Signal-enhancer molecules encapsulated liposome as a valuable sensing and amplification platform combining the aptasensor for ultrasensitive ECL immunoassay

Abstract

An innovatory ECL immunoassay strategy was proposed to detect the newly developing heart failure biomarker N-terminal pro-brain natriuretic peptide (NT-proBNP). Firstly, this strategy used small molecules encapsulated liposome as immune label to construct a sandwich immune sensing platform for NT-proBNP. Then the ECL aptasensor was prepared to collect and detect the small molecules released from the liposome.
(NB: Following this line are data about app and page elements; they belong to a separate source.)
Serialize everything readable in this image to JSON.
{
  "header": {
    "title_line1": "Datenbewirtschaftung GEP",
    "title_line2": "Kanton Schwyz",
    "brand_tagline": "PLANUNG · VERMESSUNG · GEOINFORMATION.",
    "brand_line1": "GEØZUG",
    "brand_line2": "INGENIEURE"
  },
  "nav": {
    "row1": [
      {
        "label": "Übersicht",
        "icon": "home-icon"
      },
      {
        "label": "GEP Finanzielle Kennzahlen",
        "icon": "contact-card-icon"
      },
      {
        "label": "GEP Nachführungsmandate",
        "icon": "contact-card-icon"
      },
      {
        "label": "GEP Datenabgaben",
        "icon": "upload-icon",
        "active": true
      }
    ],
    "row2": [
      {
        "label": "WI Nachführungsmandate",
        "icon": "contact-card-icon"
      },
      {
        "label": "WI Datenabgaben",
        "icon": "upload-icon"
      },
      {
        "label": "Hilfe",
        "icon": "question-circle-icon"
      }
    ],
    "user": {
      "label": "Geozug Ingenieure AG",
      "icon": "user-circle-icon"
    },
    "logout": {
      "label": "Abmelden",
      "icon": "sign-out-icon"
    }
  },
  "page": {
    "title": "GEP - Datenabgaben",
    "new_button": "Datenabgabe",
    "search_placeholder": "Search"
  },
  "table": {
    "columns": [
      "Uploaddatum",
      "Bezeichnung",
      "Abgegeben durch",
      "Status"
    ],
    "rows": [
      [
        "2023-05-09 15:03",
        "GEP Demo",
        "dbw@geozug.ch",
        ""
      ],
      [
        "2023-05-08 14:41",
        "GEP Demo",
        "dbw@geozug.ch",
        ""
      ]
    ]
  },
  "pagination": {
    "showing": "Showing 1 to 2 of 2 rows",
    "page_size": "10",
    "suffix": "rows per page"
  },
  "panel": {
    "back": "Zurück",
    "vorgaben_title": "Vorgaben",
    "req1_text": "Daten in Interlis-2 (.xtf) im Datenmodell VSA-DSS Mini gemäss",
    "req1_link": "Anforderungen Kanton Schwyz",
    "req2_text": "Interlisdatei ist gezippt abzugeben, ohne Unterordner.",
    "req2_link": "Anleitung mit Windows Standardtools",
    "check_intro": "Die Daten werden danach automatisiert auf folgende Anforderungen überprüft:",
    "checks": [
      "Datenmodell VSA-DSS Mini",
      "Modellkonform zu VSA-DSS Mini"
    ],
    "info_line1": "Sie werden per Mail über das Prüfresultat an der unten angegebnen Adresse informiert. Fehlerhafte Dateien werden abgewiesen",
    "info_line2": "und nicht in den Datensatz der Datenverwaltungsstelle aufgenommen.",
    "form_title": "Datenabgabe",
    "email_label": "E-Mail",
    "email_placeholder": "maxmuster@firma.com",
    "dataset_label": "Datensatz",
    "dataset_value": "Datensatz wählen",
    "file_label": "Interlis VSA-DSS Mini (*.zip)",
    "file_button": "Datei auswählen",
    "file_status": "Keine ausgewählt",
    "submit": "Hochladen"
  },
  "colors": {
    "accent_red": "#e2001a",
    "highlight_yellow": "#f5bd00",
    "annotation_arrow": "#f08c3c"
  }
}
Finally, based on the ECL signal changes caused by the small molecules, the ECL signal indirectly reflected the level of NT-proBNP antigen. In this experiment, the cocaine was chosen as the proper small molecule that can act as signal-enhancer to enhance the ECL of Ru(bpy) 3 2+. The cocaine-encapsulated liposomes were successfully characterized by TEM. The quantificational calculation proved the ∼5.3 × 10 3 cocaine molecules per liposome enough to perform the assignment of signal amplification. The cocaine-binding ECL aptasensor further promoted the work aimed at amplifying signal. The performance of NT-proBNP assay by the proposed strategy exhibited high sensitivity and high specificities with a linear relationship over 0.01–500 ng mL −1 range, and a detection limit down to 0.77 pg mL −1.